The day after my hike up Mt Batur, was due to be my last day in Ubud, and I had no plans.
I knew I wanted to see some pretty rice fields and get out of busy Ubud for a bit, so after being approached by a private taxi driver on the street. I asked if he could take me to a rice field. He said yes for 200,000 Rupiah … seemed reasonable for 3 hours of driving around, though if you go on a scooter, its cheaper. I felt safer in a car.
My driver’s name was Nyoman. He was a lovely, gentle and pleasant Balinese man. He always addressed me by my name, answered any questions I had, and stopped along the way for me to take photos.
Despite my reservations about these people on the side of the road offering transport, I had a rather pleasant experience.
On the way to the rice fields, we stopped off at Bali Pulina, a coffee and spice plantation. This was free admission, and you got a guide, who talked to you and explained the coffee making process the whole way around. I was amazed.
One type of coffee they have in Bali is the most expensive in the World. Kopi Luwak, can fetch up to US $600 per pound. I hadn’t even heard of it until this day.
I often don’t take much of a thought over where my food comes from.
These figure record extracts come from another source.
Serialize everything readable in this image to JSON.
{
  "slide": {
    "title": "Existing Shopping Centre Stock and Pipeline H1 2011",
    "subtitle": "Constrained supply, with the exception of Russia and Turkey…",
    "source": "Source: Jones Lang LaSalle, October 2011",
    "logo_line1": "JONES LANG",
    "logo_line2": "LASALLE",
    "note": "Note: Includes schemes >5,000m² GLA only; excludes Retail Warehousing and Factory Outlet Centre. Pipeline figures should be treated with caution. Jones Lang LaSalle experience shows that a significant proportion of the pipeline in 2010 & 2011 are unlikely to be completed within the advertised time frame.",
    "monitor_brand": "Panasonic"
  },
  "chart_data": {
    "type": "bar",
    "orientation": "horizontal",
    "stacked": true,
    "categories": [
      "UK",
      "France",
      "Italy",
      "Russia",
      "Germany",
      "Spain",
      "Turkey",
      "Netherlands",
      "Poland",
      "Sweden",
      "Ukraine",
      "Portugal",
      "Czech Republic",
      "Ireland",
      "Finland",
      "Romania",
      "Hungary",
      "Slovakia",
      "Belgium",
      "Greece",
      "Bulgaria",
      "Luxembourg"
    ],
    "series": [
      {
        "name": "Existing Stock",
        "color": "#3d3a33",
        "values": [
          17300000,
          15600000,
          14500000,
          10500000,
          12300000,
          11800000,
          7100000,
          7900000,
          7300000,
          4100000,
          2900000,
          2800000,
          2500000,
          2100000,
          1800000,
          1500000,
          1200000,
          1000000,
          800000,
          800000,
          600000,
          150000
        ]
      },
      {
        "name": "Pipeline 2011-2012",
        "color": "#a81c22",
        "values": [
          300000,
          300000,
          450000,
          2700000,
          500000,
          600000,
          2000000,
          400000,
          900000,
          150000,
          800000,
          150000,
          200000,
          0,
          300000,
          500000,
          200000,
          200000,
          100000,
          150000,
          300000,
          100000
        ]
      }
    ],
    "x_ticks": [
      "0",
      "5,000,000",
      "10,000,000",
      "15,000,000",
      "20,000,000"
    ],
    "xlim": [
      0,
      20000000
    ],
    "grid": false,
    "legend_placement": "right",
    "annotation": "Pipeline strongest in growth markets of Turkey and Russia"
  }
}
I knew coffee came from coffee be which is true of Kopi Luwak, but its how the beans come to be beans in the first place that is the slightly bizarre aspect to this story.
The first sight you’ll be greeted with at Bali Pulina, is a wee ferret type animal running around a cage, with a huge basket of red berries beside him.
The animal is a an Asian palm civet. His job is to eat the coffee berries, and the product at the end is a coffee bean, collected in the Civets faeces, dried out, shelled, roasted and ground by hand.
No such thing as shit coffee? In Bali there is (pun completely intended!)
There is the option to later try this coffee for 50,000 Rupiah ($5), but I’m not a huge coffee drinker in general, outside of the latté or mocha, so declined this offer.
As well as the World’s most expensive coffee at Bali Pulina, there are various other things grown, including cloves, ginseng, vanilla and a range of other spices.
After the tour, you are lead to a café area, where you are given a free tasting platter of different types of teas and coffees.
My favourite coffee was the Ginseng coffee, followed by the Ginger coffee, and Lemon Tea. They has a small shop (of course) where you could purchase products, but they were quite expensive $15 for a tiny packet. I later picked up Ginseng Coffee bags in the supermarket for a few dollars. Not sure how authentic they’ll taste.
After the coffee plantation, we headed to the rice fields, which looked just as good as in the photos I had viewed beforehand. Even though it was harvesting season and a lot of the rice had been harvested, the stacked fields looked gorgeous. It cost 2000 Rupiah to get into the rice fields, and whilst there, there are a number of stalls at the side of the road selling local produce and merchandise. I spent time wandering up and down the street, just marvelling at the land.
The rice here is not exported, it is grown and sold to local people, and is the main trade of the Balinese peoples, along with handicraft work, such as woodwork.
Today on my journey with Nyoman, I found out that in Bali, you are given a name depending on your birth order. I am second born, so was informed that if I was Balinese, I’d be called Made (pronounced Maddy).
I love how travel really opens your eyes to how different the World is, and how other people live.